Histamin-Pirat

Tipps & Rezepte zum Leben mit Histaminintoleranz

Der Teufel liegt im Detail…

Ich lese gerade „Die Dämonen“ von Fjodor Dostojewski, einem meiner Lieblingsautoren – doch das nur am Rande. Jedenfalls hat mich der Buchtitel auf das Thema für einen neuen Histamin-Beitrag gebracht. „Der Teufel liegt im Detail“ befasst sich mit den kleinen, bösen Stoffen, die dem „Histaminer“ Kopfschmerzen bereiten und dafür sorgen können, dass ihm speiübel wird.

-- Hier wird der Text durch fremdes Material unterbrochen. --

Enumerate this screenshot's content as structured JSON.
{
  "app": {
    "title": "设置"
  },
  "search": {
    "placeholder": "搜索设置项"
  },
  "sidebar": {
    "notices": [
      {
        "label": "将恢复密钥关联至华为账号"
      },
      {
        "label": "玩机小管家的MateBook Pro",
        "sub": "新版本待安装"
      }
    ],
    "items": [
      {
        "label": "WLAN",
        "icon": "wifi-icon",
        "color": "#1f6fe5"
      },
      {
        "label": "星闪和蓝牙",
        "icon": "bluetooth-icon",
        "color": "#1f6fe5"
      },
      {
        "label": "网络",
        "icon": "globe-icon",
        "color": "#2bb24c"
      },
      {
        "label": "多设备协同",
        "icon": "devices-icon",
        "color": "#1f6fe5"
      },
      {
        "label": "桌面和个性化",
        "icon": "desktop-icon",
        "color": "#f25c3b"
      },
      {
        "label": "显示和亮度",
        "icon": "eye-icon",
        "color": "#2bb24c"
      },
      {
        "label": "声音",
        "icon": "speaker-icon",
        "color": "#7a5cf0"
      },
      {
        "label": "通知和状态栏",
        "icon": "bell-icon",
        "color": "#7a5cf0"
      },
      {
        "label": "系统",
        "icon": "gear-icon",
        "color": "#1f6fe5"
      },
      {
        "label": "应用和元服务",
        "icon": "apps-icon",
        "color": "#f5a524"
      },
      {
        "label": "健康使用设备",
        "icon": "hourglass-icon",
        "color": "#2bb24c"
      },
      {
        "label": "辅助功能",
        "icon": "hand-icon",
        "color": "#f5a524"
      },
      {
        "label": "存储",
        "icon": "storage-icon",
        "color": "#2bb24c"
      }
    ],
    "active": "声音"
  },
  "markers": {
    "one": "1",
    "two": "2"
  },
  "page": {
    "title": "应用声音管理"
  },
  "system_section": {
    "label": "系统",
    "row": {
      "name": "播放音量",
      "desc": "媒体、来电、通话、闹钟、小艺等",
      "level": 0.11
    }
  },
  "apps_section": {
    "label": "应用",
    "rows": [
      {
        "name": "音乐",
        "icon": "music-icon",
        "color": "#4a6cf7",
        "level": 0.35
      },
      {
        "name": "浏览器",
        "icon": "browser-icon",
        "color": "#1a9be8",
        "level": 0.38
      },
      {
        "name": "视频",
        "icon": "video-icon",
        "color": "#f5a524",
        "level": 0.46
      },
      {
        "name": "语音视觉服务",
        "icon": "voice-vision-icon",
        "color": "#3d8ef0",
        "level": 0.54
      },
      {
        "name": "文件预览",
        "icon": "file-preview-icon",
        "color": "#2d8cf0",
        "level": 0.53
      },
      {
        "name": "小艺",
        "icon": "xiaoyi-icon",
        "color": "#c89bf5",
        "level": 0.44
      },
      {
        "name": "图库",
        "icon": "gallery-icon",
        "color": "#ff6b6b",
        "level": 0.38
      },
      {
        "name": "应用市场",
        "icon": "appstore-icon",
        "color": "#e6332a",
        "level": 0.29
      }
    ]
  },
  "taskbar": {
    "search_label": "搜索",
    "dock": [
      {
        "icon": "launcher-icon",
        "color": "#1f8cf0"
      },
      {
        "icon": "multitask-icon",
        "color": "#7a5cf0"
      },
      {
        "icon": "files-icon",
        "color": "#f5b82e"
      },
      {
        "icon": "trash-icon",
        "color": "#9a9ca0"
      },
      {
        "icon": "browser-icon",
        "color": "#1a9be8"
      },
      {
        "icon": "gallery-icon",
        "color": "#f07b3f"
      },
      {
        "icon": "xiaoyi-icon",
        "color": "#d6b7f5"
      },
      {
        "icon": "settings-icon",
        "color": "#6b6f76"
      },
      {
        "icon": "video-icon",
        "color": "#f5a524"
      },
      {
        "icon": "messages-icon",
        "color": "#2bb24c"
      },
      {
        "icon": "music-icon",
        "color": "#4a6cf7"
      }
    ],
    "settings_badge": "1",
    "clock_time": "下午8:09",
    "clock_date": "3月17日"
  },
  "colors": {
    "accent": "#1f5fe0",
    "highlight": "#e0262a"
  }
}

Lebensmittelzusatzstoffe mit Histaminpotential

Viele Produkte, die augenscheinlich kein Problem sein sollten, machen einigen Betroffenen trotzdem zu schaffen, etwa Milch oder Milchmixgetränke, Mozzarella, Frischkäse, glutenfreies Brot, usw. Schuld sind oft Lebensmittelzusatzstoffe oder die bösen „E’s“ wie ich sie nenne 😉

Hier gibt es also eine kurze Liste, der kleinen Teufel und einen Hinweis, wo der ahnungslose Käufer sie häufig findet.

Citronensäure (E 330) ist nicht zu verwechseln mit Zitronensaft. Citronensäure wird oft aus Schimmelsporen bzw. bestimmten Bakterien gewonnen. Das Histaminpotential ist aufgrund der Fermentierung um ein deutliches höher als bei Zitronensaft. Häufig in: Soft-Drinks, Aufstrichen, aber auch in einigen Mozzarella-Produkten.

Carrageen (E 407) wird aus Rotalgen gewonnen, die für sich genommen jetzt nicht sooo schlimm sind. Problematisch ist der Herstellungsprozess. Erstmal werden die Rotalgen für eine ganze Weile gekocht, was schon mal nicht gut ist. Dann kommt es aber richtig dicke: um das Carrageen aus der Kochlösung herauszubekommen, wird Alkohol ausgefällt oder Kaliumchlorid verwendet. Häufig in: Milchmixprodukten und Aufstrichen.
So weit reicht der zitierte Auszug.